3. Assuming Control of the Entire Frame
Telling stories with your photos transforms you from a photographer to a storyteller, and this role implicates taking control of the entire frame. This means that apart from focusing on your subject, position, and lighting, you should also focus on the whole scene, including backdrops, surrounding details, bright areas, shadows, etc. The environmental details captured in the frame improve the shot through storytelling.
4. Learning to Exclude, Trim, and Narrow Down
Posting hundreds of photos of the same setting taken from the same angles is how you lose your viewer’s attention. Instead, you should be selective and ensure that you only share your best images. After taking shots, go through them and select a few that are essential to your story.
5. Trying to Capture Emotions
To capture emotions, you should focus more on taking close-up shots and full-size images of your subject since emotion is communicated through facial expressions and body language.
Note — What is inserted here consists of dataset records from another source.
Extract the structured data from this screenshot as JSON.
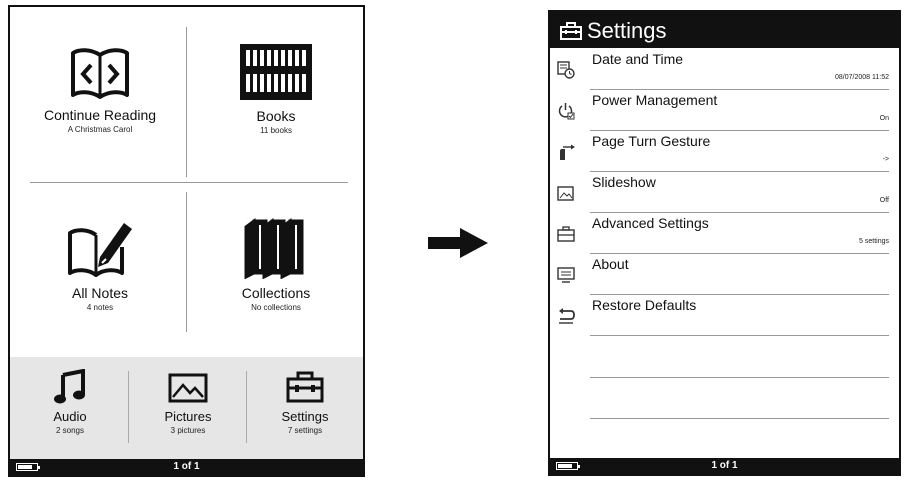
{
  "home": {
    "tiles": [
      {
        "title": "Continue Reading",
        "subtitle": "A Christmas Carol",
        "icon": "open-book-icon"
      },
      {
        "title": "Books",
        "subtitle": "11 books",
        "icon": "bookshelf-icon"
      },
      {
        "title": "All Notes",
        "subtitle": "4 notes",
        "icon": "notes-pen-icon"
      },
      {
        "title": "Collections",
        "subtitle": "No collections",
        "icon": "collections-icon"
      }
    ],
    "media": [
      {
        "title": "Audio",
        "subtitle": "2 songs",
        "icon": "music-note-icon"
      },
      {
        "title": "Pictures",
        "subtitle": "3 pictures",
        "icon": "picture-icon"
      },
      {
        "title": "Settings",
        "subtitle": "7 settings",
        "icon": "toolbox-icon"
      }
    ],
    "status": {
      "page": "1 of 1",
      "battery_icon": "battery-icon"
    }
  },
  "settings": {
    "title": "Settings",
    "items": [
      {
        "label": "Date and Time",
        "value": "08/07/2008 11:52",
        "icon": "calendar-clock-icon"
      },
      {
        "label": "Power Management",
        "value": "On",
        "icon": "power-icon"
      },
      {
        "label": "Page Turn Gesture",
        "value": "->",
        "icon": "gesture-icon"
      },
      {
        "label": "Slideshow",
        "value": "Off",
        "icon": "slideshow-icon"
      },
      {
        "label": "Advanced Settings",
        "value": "5 settings",
        "icon": "toolbox-icon"
      },
      {
        "label": "About",
        "value": "",
        "icon": "about-icon"
      },
      {
        "label": "Restore Defaults",
        "value": "",
        "icon": "restore-icon"
      }
    ],
    "status": {
      "page": "1 of 1",
      "battery_icon": "battery-icon"
    }
  },
  "arrow_icon": "right-arrow-icon"
}
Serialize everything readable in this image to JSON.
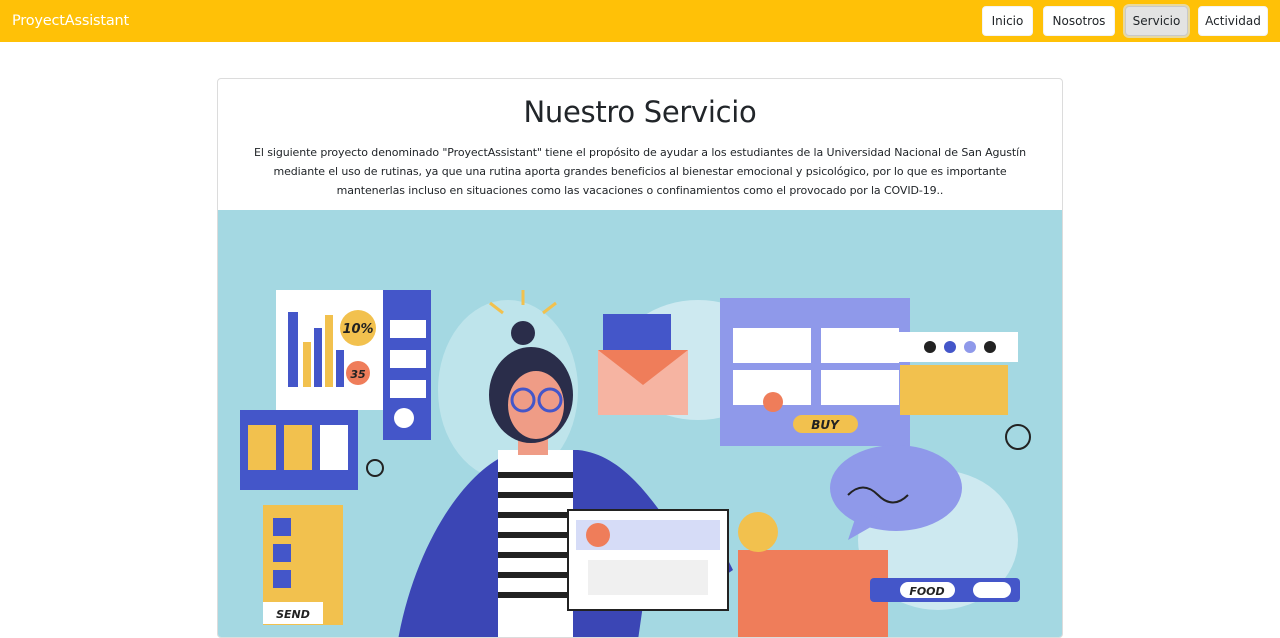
{
  "navbar": {
    "brand": "ProyectAssistant",
    "links": [
      {
        "label": "Inicio",
        "active": false
      },
      {
        "label": "Nosotros",
        "active": false
      },
      {
        "label": "Servicio",
        "active": true
      },
      {
        "label": "Actividad",
        "active": false
      }
    ],
    "color": "#ffc107"
  },
  "card": {
    "title": "Nuestro Servicio",
    "text": "El siguiente proyecto denominado \"ProyectAssistant\" tiene el propósito de ayudar a los estudiantes de la Universidad Nacional de San Agustín mediante el uso de rutinas, ya que una rutina aporta grandes beneficios al bienestar emocional y psicológico, por lo que es importante mantenerlas incluso en situaciones como las vacaciones o confinamientos como el provocado por la COVID-19..",
    "illustration": {
      "background": "#a4d8e2",
      "labels": {
        "percent": "10%",
        "number": "35",
        "buy": "BUY",
        "food": "FOOD",
        "send": "SEND"
      }
    }
  }
}
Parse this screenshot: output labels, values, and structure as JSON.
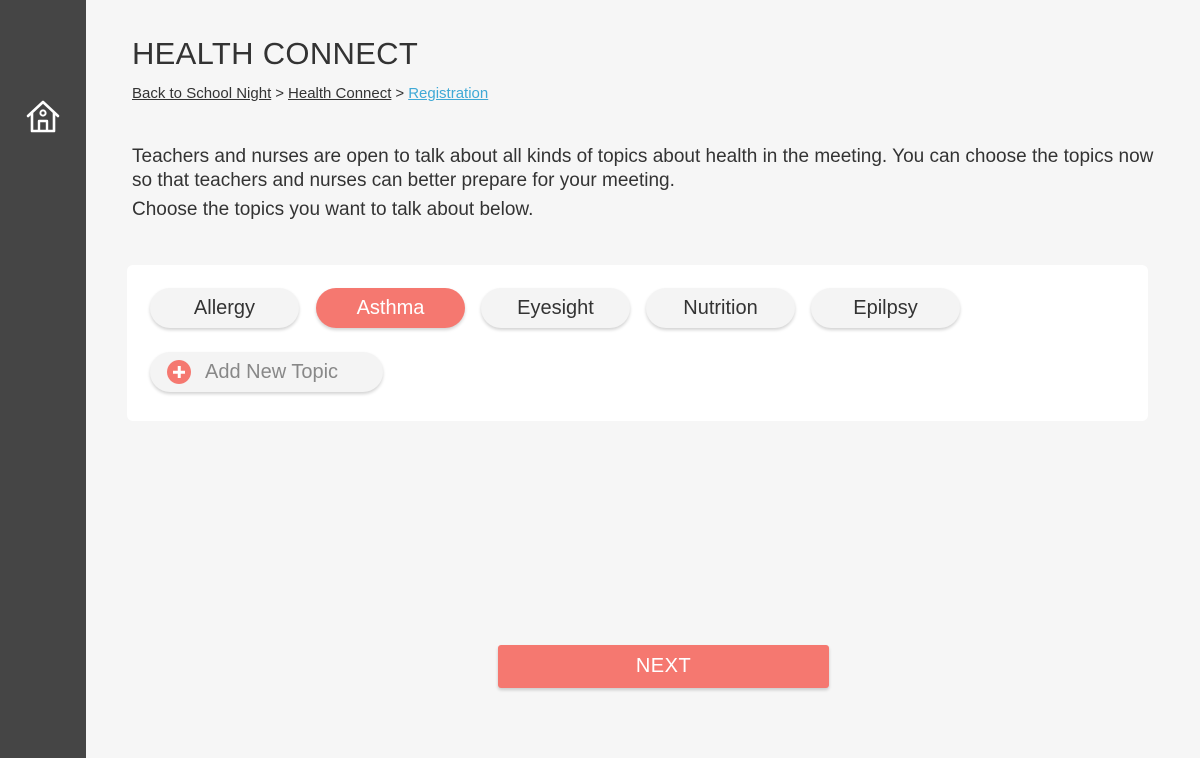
{
  "app": {
    "title": "HEALTH CONNECT"
  },
  "sidebar": {
    "home_icon": "home-icon"
  },
  "breadcrumb": {
    "items": [
      "Back to School Night",
      "Health Connect",
      "Registration"
    ],
    "separator": ">"
  },
  "intro": {
    "paragraph1": "Teachers and nurses are open to talk about all kinds of topics about health in the meeting. You can choose the topics now so that teachers and nurses can better prepare for your meeting.",
    "paragraph2": "Choose the topics you want to talk about below."
  },
  "topics": {
    "chips": [
      {
        "label": "Allergy",
        "selected": false
      },
      {
        "label": "Asthma",
        "selected": true
      },
      {
        "label": "Eyesight",
        "selected": false
      },
      {
        "label": "Nutrition",
        "selected": false
      },
      {
        "label": "Epilpsy",
        "selected": false
      }
    ],
    "add_label": "Add New Topic"
  },
  "actions": {
    "next_label": "NEXT"
  },
  "colors": {
    "accent": "#f57870",
    "sidebar": "#454545",
    "link_active": "#3fa9d6",
    "background": "#f6f6f6"
  }
}
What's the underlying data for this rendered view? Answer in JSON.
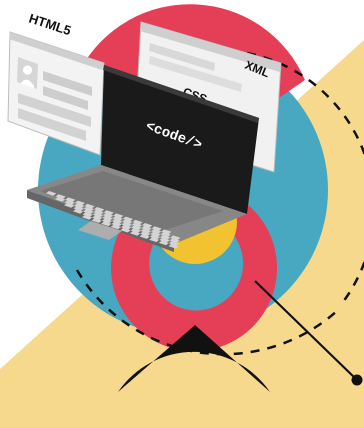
{
  "illustration": {
    "labels": {
      "html5": "HTML5",
      "css": "CSS",
      "xml": "XML",
      "code": "<code/>"
    },
    "colors": {
      "yellow_bg": "#f7d98e",
      "teal_ring": "#48a8c2",
      "red_ring": "#e43f57",
      "yellow_core": "#f2c230",
      "black": "#111111",
      "laptop_dark": "#1a1a1a",
      "laptop_gray": "#8f8f8f",
      "paper_white": "#f3f3f3",
      "paper_gray": "#cfcfcf"
    },
    "icons": [
      "browser-window-icon",
      "laptop-icon",
      "dashed-arc-icon",
      "line-node-icon"
    ]
  }
}
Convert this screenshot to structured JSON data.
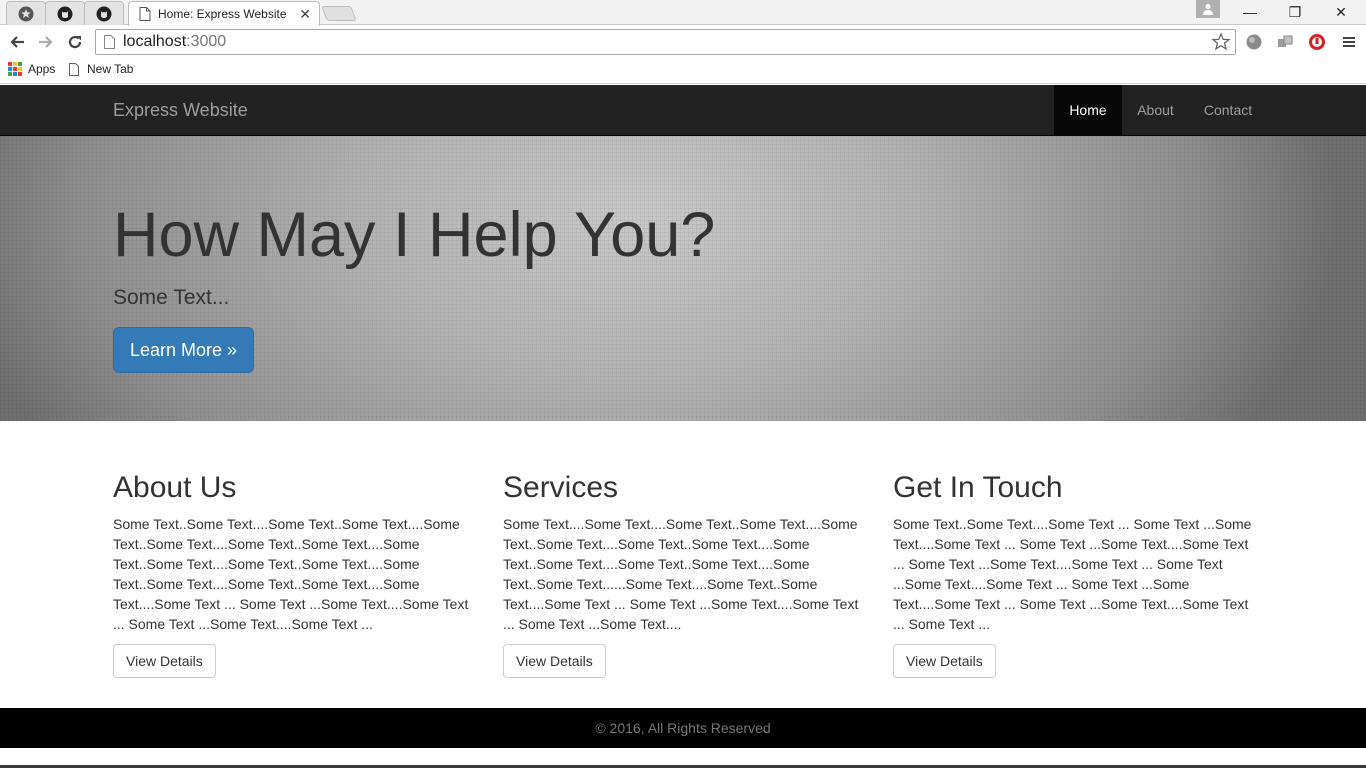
{
  "browser": {
    "active_tab_title": "Home: Express Website",
    "tab_close_glyph": "✕",
    "url_host": "localhost",
    "url_port": ":3000",
    "window_controls": {
      "minimize": "—",
      "restore": "❐",
      "close": "✕"
    },
    "bookmarks": [
      {
        "label": "Apps",
        "icon": "apps-grid-icon"
      },
      {
        "label": "New Tab",
        "icon": "page-icon"
      }
    ]
  },
  "site": {
    "brand": "Express Website",
    "nav": [
      {
        "label": "Home",
        "active": true
      },
      {
        "label": "About",
        "active": false
      },
      {
        "label": "Contact",
        "active": false
      }
    ],
    "jumbotron": {
      "title": "How May I Help You?",
      "subtitle": "Some Text...",
      "button": "Learn More »"
    },
    "columns": [
      {
        "heading": "About Us",
        "text": "Some Text..Some Text....Some Text..Some Text....Some Text..Some Text....Some Text..Some Text....Some Text..Some Text....Some Text..Some Text....Some Text..Some Text....Some Text..Some Text....Some Text....Some Text ... Some Text ...Some Text....Some Text ... Some Text ...Some Text....Some Text ...",
        "button": "View Details"
      },
      {
        "heading": "Services",
        "text": "Some Text....Some Text....Some Text..Some Text....Some Text..Some Text....Some Text..Some Text....Some Text..Some Text....Some Text..Some Text....Some Text..Some Text......Some Text....Some Text..Some Text....Some Text ... Some Text ...Some Text....Some Text ... Some Text ...Some Text....",
        "button": "View Details"
      },
      {
        "heading": "Get In Touch",
        "text": "Some Text..Some Text....Some Text ... Some Text ...Some Text....Some Text ... Some Text ...Some Text....Some Text ... Some Text ...Some Text....Some Text ... Some Text ...Some Text....Some Text ... Some Text ...Some Text....Some Text ... Some Text ...Some Text....Some Text ... Some Text ...",
        "button": "View Details"
      }
    ],
    "footer": "© 2016, All Rights Reserved"
  },
  "colors": {
    "navbar_bg": "#222222",
    "nav_active_bg": "#080808",
    "primary_button": "#337ab7",
    "footer_bg": "#000000",
    "text": "#333333"
  }
}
Also, try taking off-guard photos to capture your subject’s natural expressions.
6. Observing the Basics of Photography
When learning to tell a story with images for the first time, it’s easy to lose touch with photographic fundamentals. Avoid replacing lighting, settings, and composition with storytelling, instead, ensure everything works together. A photo with beautiful light, perfect exposure, excellent composition paired with a great story is a sure-fire way to capture your viewers’ attention.
7. Using a Narrative Structure
When taking a series of storytelling photos, try to create a chronological narrative. Following this fun and easy narrative structure is the best way to practice and perfect the art of visual storytelling. Starting with a shot taken at sunset, then following up with photographs taken throughout the day as the light changes, and concluding your series with sunset and night shots allows you to tell the story of a day in a particular setting.
Start Utilizing Photography in Storytelling
Storytelling is both timeless and integral to human culture. Photographs convey ideas, narratives, moods, emotions, and messages, which are all key elements of storytelling. To be an excellent visual storyteller, you have to be intentional about learning and practicing this craft, and the tips listed above are a great starting point.